Roberto no quita ojo a su madre. Hace rato que ha bajado de la silla de ruedas y se ha sentado en la colchoneta. Adopta la posición de meditación. Piernas cruzadas, que ha tenido que movilizar como dos pesos muertos, con sus brazos y manos. Empieza con sus estiramientos Quisiera poder cerrar los ojos un segundo y cuando los volviera a abrir, poder ver como ese armatoste de cuero y metal hubiera desaparecido. Pero no. Continuaba allí, inmóvil, como un siniestro guarda-espaldas celoso de los juegos de su desdichado vigilado. “Ahora está mejor, pero al principio sufrió una depresión que le impedía avanzar”, asegura Adriana, su madre. “Comprender que tu hijo va a tener que utilizar una silla de ruedas para toda la vida es muy duro. Pero con el paso de los días te das cuenta de que lo que importa es que él está aquí, y que lo que queremos es que sea feliz dentro de sus posibilidades”. “La relación con mi hijo ha cambiado. Ahora dice que soy su mejor amiga y me cuenta como le ha ido en el gimnasio”. Y es que desde hace casi cuatro meses, desde aquél fatal día, no se ha despegado de su hijo. Lo mismo que Pablo. “He tenido que dejar de trabajar y mi hija está sola en Ibiza”, se lamenta Adriana.
“¿Quieres que haga el caballito?”, Roberto clava sus límpidos ojos en los míos. Dos o tres espinillas despuntan desafiantes en su frente. Yo le pregunto que qué es eso de hacer el caballito, pensando en que se trata de la forma con la que intenta evadirse de su realidad a costa de su nueva e inseparable amiga. “Es el truco que nos enseñan aquí para subir bordillos”. Como si el accidente nunca hubiera sucedido y con las ganas de vivir propias de un adolescente amante del deporte, se pone en marcha y nos deja a todos boquiabiertos. Se desplaza por el engomado suelo únicamente sobre las dos ruedas traseras, a la velocidad del relámpago. Desde un segundo plano, Javier se lo queda mirando. Sonríe mientras su padre esboza la primera sonrisa desde que entró en el polideportivo.

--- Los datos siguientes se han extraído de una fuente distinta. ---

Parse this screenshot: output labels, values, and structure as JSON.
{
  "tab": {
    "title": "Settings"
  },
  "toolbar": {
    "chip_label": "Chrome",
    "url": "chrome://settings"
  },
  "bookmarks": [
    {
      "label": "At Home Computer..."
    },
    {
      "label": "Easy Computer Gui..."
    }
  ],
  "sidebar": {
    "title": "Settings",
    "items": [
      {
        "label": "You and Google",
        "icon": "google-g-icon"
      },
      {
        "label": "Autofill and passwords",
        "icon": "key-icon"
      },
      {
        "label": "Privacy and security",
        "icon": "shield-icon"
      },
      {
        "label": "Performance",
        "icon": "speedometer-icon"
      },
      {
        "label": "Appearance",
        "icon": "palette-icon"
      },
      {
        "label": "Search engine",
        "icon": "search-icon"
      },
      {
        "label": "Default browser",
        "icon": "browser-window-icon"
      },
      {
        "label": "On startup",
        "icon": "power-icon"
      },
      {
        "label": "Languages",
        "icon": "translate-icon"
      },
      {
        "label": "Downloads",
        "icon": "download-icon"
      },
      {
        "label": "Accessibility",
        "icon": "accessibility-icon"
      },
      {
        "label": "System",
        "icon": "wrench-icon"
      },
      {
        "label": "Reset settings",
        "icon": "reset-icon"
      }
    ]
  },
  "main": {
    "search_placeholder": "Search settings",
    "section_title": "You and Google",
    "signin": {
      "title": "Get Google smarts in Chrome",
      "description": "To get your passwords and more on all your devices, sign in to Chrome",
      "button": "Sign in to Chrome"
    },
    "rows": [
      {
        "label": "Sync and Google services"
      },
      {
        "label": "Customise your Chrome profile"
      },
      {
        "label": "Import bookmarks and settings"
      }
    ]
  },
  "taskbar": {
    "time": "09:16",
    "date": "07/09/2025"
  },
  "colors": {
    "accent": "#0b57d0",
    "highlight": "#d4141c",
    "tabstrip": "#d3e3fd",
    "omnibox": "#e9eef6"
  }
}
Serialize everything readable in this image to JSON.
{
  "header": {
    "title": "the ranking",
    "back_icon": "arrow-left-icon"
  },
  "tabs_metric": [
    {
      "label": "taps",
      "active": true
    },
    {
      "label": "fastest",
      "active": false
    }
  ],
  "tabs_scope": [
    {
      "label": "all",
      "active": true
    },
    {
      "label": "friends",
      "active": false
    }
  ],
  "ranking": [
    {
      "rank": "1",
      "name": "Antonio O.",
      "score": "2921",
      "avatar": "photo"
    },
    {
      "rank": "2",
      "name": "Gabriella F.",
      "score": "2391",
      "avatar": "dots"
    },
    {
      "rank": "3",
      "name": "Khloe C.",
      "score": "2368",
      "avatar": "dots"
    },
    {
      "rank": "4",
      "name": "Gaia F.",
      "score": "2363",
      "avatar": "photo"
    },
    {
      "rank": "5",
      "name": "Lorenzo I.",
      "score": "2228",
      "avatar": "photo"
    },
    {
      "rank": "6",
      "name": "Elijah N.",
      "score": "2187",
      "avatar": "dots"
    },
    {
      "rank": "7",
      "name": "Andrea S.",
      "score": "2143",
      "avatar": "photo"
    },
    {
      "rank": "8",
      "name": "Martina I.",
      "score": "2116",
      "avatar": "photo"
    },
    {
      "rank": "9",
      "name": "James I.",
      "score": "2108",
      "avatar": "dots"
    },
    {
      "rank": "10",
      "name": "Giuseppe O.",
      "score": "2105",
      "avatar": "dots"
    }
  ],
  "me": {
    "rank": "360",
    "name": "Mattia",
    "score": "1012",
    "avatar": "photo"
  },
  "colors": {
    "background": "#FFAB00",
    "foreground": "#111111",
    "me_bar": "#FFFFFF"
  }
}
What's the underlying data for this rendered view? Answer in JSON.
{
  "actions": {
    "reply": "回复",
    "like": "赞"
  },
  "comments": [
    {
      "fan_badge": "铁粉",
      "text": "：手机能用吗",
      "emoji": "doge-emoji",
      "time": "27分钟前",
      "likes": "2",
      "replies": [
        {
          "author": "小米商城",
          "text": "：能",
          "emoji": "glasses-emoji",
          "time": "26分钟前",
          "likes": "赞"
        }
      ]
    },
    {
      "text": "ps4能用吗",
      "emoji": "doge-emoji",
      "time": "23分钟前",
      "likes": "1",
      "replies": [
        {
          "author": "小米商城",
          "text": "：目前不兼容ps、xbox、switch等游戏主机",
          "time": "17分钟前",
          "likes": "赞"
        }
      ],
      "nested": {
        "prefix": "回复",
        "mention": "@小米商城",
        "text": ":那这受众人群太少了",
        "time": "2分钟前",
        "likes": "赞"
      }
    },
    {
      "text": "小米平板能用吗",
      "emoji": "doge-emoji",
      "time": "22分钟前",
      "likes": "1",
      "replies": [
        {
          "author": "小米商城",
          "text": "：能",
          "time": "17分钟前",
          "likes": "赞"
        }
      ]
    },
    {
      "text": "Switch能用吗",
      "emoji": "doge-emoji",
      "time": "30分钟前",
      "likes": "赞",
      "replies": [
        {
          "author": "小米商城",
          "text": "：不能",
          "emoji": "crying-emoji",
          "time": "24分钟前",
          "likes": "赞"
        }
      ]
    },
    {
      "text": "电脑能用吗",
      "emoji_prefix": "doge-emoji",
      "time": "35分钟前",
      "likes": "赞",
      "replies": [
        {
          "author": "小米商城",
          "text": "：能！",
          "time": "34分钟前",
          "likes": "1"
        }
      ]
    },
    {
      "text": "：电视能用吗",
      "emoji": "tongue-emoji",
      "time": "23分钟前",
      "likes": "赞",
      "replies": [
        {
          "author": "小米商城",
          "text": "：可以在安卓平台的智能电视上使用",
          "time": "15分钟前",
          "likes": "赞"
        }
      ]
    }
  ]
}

“Los niños, y cuanto más pequeños aún más, se adaptan mejor que los adultos a su nueva situación de inválidos”, asegura convencida la doctora Sánchez, especialista en lesiones neurológicas y cervicales en la infancia. Por su consulta han pasado muchos niños víctimas de un despiste al volante, de un “pero si es un momento“, o de un “si el camino lo he hecho mil veces”. “Muchos de los accidentes con lesiones graves para los niños se producen en trayectos cortos en los que no se había utilizado las medidas de seguridad adecuadas”. No abrocharse el cinturón o no llevar a nuestros pequeños en una sillita adaptada, por ejemplo. Aunque a veces no hace falta que hayan padecido un accidente grave, con un simple frenazo el niño puede sufrir daños neurológicos irreversibles”. Es lo que se llama el “baby shaking”. Al mismo tiempo que escruta con exactitud suiza mis preguntas, la doctora repasa mentalmente los casos de Javier y Roberto. Conoce a la perfección la historia de estos dos amigos unidos por el infortunio. Como también se sabe al dedillo lo casos de muchos otros pequeños del centro. Esos que arrastran taca-tacas, que realizan estiramientos en frías colchonetas o que ejercitan partes, ya sin vida, de su menudos cuerpecitos ayudados por estrafalarias máquinas. Una imagen que no concuerda. Algo dantesco. Son niños atrapados en cuerpos rotos.